WASHINGTON (Reuters) - Law enforcement officers arrested a man with multiple firearms near the White House on Sunday morning, the Secret Service and Washington Metropolitan Police Department said.
The man was arrested after he approached uniformed Secret Service officers at an intersection close to the White House, the Secret Service said in a statement on Monday.
A report by the Washington police on Sunday suggested a different version of events, saying the man was urinating in public when law enforcement officers approached him.
The man said he "came to the White House in order to speak with (Admiral) Mike Rogers and (General) Jim Mattis for advice on missing paychecks and how to get the dog chip out of my head," the police report said.
Law enforcement officers searched the man's car, a vehicle with Tennessee license plates bearing tags for the Fraternal Order of Police, an association of police officers, where they found firearms, brass knuckles, three folding knives, and ammunition, the report said.

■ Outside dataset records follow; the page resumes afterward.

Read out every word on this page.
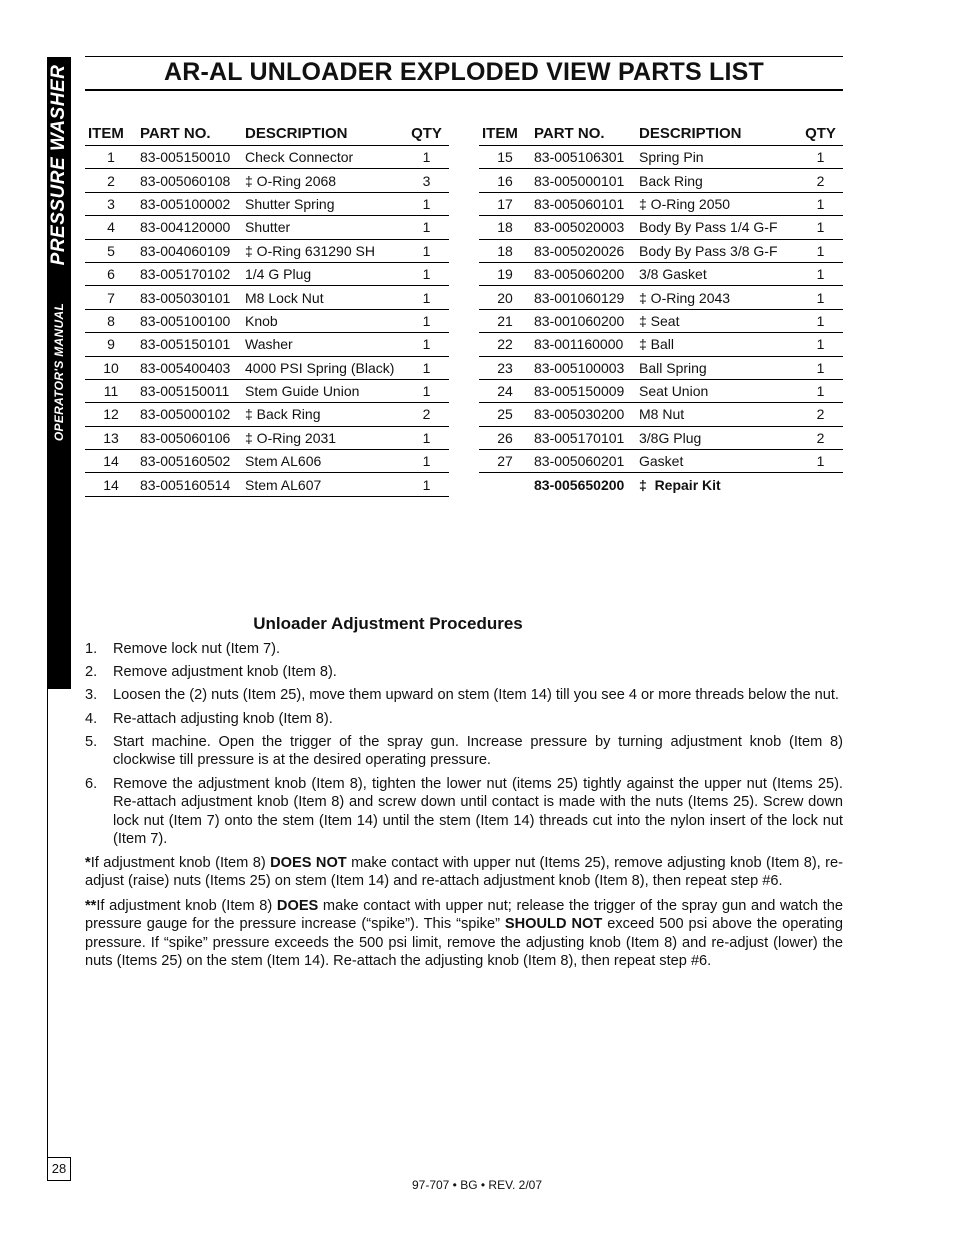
PRESSURE WASHER
OPERATOR'S MANUAL
28
AR-AL UNLOADER EXPLODED VIEW PARTS LIST
ITEM	PART NO.	DESCRIPTION	QTY
1	83-005150010	Check Connector	1
2	83-005060108	‡ O-Ring 2068	3
3	83-005100002	Shutter Spring	1
4	83-004120000	Shutter	1
5	83-004060109	‡ O-Ring 631290 SH	1
6	83-005170102	1/4 G Plug	1
7	83-005030101	M8 Lock Nut	1
8	83-005100100	Knob	1
9	83-005150101	Washer	1
10	83-005400403	4000 PSI Spring (Black)	1
11	83-005150011	Stem Guide Union	1
12	83-005000102	‡ Back Ring	2
13	83-005060106	‡ O-Ring 2031	1
14	83-005160502	Stem AL606	1
14	83-005160514	Stem AL607	1
ITEM	PART NO.	DESCRIPTION	QTY
15	83-005106301	Spring Pin	1
16	83-005000101	Back Ring	2
17	83-005060101	‡ O-Ring 2050	1
18	83-005020003	Body By Pass 1/4 G-F	1
18	83-005020026	Body By Pass 3/8 G-F	1
19	83-005060200	3/8 Gasket	1
20	83-001060129	‡ O-Ring 2043	1
21	83-001060200	‡ Seat	1
22	83-001160000	‡ Ball	1
23	83-005100003	Ball Spring	1
24	83-005150009	Seat Union	1
25	83-005030200	M8 Nut	2
26	83-005170101	3/8G Plug	2
27	83-005060201	Gasket	1
	83-005650200	‡  Repair Kit	
Unloader Adjustment Procedures
1.	Remove lock nut (Item 7).
2.	Remove adjustment knob (Item 8).
3.	Loosen the (2) nuts (Item 25), move them upward on stem (Item 14) till you see 4 or more threads below the nut.
4.	Re-attach adjusting knob (Item 8).
5.	Start machine. Open the trigger of the spray gun. Increase pressure by turning adjustment knob (Item 8) clockwise till pressure is at the desired operating pressure.
6.	Remove the adjustment knob (Item 8), tighten the lower nut (items 25) tightly against the upper nut (Items 25). Re-attach adjustment knob (Item 8) and screw down until contact is made with the nuts (Items 25). Screw down lock nut (Item 7) onto the stem (Item 14) until the stem (Item 14) threads cut into the nylon insert of the lock nut (Item 7).
*If adjustment knob (Item 8) DOES NOT make contact with upper nut (Items 25), remove adjusting knob (Item 8), re-adjust (raise) nuts (Items 25) on stem (Item 14) and re-attach adjustment knob (Item 8), then repeat step #6.
**If adjustment knob (Item 8) DOES make contact with upper nut; release the trigger of the spray gun and watch the pressure gauge for the pressure increase (“spike”). This “spike” SHOULD NOT exceed 500 psi above the operating pressure. If “spike” pressure exceeds the 500 psi limit, remove the adjusting knob (Item 8) and re-adjust (lower) the nuts (Items 25) on the stem (Item 14). Re-attach the adjusting knob (Item 8), then repeat step #6.
97-707 • BG • REV. 2/07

"The encounter with the individual resulted in Secret Service Officers taking investigative action. The individual was arrested for possession of several firearms," the statement said.
Washington police said the man had been arrested for possessing a prohibited weapon, an unregistered firearm, and unregistered ammunition, as well as carrying a pistol without a license and a dangerous weapon outside of a home or business, and for unlawfully transporting a firearm.
He was sent for mental observation before being transported to a police station for processing, the police report said.
A series of security breaches, including people jumping over the fence into the White House grounds, prompted to the Secret Service to close public access in April to a sidewalk along the south fence of the White House.
Unattended packages and other security concerns frequently prompt the Secret Service to put the White House on lockdown, but many of the incidents turn out to be false alarms.
The Secret Service is the federal agency responsible for protecting top U.S. elected leaders, notably the president, and visiting foreign dignitaries.